Multilevel and Sequential Monte Carlo for Training-Free Diffusion Guidance
This addresses the need for efficient and unbiased conditional generation in diffusion models for applications like image synthesis, though it is incremental as it builds on existing Monte Carlo methods.
The paper tackled the problem of accurate, training-free guidance for conditional generation in diffusion models by proposing a sequential Monte Carlo framework with multi-level variance reduction, achieving state-of-the-art results including 95.6% accuracy on CIFAR-10 with 3x lower cost-per-success than baselines.
We address the problem of accurate, training-free guidance for conditional generation in trained diffusion models.
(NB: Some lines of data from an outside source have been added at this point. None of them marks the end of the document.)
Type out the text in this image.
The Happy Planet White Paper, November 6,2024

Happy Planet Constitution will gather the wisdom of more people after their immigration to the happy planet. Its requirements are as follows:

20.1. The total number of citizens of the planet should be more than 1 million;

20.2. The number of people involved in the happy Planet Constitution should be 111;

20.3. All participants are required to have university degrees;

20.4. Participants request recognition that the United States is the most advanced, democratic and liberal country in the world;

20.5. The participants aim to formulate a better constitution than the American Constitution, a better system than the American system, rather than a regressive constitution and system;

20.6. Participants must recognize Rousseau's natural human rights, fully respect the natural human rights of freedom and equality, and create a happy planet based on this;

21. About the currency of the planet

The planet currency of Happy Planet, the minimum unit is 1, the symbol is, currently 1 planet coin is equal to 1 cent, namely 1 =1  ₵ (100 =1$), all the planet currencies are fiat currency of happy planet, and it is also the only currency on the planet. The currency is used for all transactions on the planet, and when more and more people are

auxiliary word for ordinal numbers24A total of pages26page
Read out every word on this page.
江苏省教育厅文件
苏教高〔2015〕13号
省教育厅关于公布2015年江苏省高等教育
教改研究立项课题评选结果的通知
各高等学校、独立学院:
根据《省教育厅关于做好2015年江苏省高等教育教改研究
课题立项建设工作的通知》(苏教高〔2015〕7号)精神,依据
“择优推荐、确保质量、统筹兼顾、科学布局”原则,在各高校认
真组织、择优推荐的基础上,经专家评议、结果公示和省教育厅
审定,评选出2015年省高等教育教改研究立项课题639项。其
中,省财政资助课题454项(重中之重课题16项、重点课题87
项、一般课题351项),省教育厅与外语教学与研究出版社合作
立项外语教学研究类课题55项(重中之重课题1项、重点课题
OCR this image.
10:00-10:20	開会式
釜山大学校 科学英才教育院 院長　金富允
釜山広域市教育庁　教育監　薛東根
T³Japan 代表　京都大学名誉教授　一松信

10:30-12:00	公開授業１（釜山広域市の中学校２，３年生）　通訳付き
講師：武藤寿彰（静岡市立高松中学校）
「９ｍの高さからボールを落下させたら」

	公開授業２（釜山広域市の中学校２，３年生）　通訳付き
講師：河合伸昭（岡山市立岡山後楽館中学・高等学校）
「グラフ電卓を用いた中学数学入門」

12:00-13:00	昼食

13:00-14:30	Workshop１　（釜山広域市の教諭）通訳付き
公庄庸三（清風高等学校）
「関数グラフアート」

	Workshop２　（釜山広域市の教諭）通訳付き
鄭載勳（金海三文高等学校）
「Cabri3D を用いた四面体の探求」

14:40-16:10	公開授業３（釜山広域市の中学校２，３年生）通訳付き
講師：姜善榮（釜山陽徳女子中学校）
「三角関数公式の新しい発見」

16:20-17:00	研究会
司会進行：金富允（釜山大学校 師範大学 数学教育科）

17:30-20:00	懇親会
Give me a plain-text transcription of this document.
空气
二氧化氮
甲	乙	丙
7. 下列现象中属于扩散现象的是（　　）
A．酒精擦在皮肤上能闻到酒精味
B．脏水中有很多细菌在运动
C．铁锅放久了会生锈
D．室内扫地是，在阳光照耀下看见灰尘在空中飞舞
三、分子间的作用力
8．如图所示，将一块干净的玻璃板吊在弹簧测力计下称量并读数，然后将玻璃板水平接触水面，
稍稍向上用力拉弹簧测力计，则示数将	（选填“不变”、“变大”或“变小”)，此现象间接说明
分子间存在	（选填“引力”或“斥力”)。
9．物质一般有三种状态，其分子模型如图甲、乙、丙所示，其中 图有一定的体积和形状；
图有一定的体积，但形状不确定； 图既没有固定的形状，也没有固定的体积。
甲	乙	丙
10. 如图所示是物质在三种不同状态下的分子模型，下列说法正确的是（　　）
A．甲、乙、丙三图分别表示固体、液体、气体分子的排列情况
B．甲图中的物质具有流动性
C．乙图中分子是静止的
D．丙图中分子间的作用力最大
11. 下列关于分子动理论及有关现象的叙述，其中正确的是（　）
Existing methods typically rely on point-estimates to approximate the posterior score, often resulting in biased approximations that fail to capture multimodality inherent to the reverse process of diffusion models. We propose a sequential Monte Carlo (SMC) framework that constructs an unbiased estimator of $p_θ(y|x_t)$ by integrating over the full denoising distribution via Monte Carlo approximation. To ensure computational tractability, we incorporate variance-reduction schemes based on Multi-Level Monte Carlo (MLMC). Our approach achieves new state-of-the-art results for training-free guidance on CIFAR-10 class-conditional generation, achieving $95.6\%$ accuracy with $3\times$ lower cost-per-success than baselines. On ImageNet, our algorithm achieves $1.5\times$ cost-per-success advantage over existing methods.